After putting her foot down, doctors finally agreed to a CT scan.

“And he had a brain tumour,” says Pamela. “The next day we took an ambulance to Temple Street.”

An MRI revealed that Oliver had a tumour measuring 5.5cm in the right cerebellum. While benign, the growth was causing a build-up of fluid in the brain (hydrocephaly), which can have devastating consequences if left untreated.

Surgery was scheduled for 10 March, with the entire family decamping to Dublin. Facundo recalls a particularly poignant moment the night before the operation, when doctors allowed Oliver out of hospital to have dinner with his brothers (as they were not allowed visit due to COVID-19).

“You know what that means. It’s like: ‘Just in case, it’s the last [meal together].’ So, you can imagine…” he trails off. “It was difficult.”

Thankfully, surgery was successful, with the family returning home to Killarney for St Patrick’s Day. That July, however, there was further bad news: the tumour was growing back and Oliver would need a second surgery that November.

“Everything is so shocking that you don’t want to accept going through the same again,” says Pamela, whose grief was compounded by the fact that her father was also sick.

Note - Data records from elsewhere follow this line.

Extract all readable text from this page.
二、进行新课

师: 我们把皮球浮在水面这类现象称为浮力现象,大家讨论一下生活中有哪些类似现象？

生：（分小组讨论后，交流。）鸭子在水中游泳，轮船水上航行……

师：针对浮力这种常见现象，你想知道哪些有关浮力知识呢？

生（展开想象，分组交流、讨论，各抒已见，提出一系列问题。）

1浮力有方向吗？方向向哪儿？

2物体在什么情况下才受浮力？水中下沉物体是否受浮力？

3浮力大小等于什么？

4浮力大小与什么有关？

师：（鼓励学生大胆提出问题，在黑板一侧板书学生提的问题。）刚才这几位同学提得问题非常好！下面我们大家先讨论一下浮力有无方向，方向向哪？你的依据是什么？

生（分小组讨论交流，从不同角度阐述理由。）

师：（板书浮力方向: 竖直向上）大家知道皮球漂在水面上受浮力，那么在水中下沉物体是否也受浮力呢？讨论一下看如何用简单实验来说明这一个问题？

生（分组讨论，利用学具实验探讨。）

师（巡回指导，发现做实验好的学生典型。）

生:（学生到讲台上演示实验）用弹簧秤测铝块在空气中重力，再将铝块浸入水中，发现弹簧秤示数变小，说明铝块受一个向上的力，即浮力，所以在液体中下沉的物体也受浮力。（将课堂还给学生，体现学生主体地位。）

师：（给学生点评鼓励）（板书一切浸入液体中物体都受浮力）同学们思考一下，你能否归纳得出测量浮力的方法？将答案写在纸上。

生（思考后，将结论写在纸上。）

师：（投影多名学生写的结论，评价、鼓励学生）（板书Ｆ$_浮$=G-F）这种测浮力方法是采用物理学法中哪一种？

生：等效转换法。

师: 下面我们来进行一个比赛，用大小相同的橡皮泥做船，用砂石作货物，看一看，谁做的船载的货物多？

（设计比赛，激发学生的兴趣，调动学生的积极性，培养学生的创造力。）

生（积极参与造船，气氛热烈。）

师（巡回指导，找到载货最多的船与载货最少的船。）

“In October, we went to say goodbye to my dad,” she continues. “So, if you look from a business side, it was a successful year. But at the same time, we were struggling with so many things.”

Indeed, being self-employed applied even more pressure, as Facundo explains.

“If you have the business closed, there’s no cash flow,” he says simply. “I don’t know where the energy came for this. I have no idea.”

Fortunately, a swell of support from customers buoyed them during those difficult days.

“We felt part of a community; I think that it was the first time that we really felt that,” says Pamela, smiling. “That people actually care. It was so nice.”

Pamela Neumann and Facundo Rodulfo set up a pizzeria and Argentian-style restaurant in Killarney.

Flying the flag

Thankfully, the second surgery was successful and Oliver continues to be monitored by his medical team.

Glad to see the back of 2022, Facundo and Pamela went into 2023 with even more ambitious plans, developing a sit-down restaurant by extending into an adjoining café next door, adding another pizza oven and commissioning a BBQ grill from Irish manufacturers, Smokin’ Soul, to offer an Argentine-style parrillada menu including tira de asado (short ribs) and entrãna (skirt steak) using Irish beef sourced from The Village Butcher in Dublin.

They estimate that this entire development required over €120,000 to open in April 2023; but it seems it was money well spent, with glowing reviews from the likes of the McKenna Guide along with a loyal local following.

Longer-term, they would like to explore the possibility of franchising. However, a more immediate project is the World Pizza Championship, which they will be taking part in from 9-11 April in Parma, Italy.

“We are representing Ireland,” proclaims Pamela proudly – and we know that they will do the country proud.

After all, it takes two to tango. And thrive.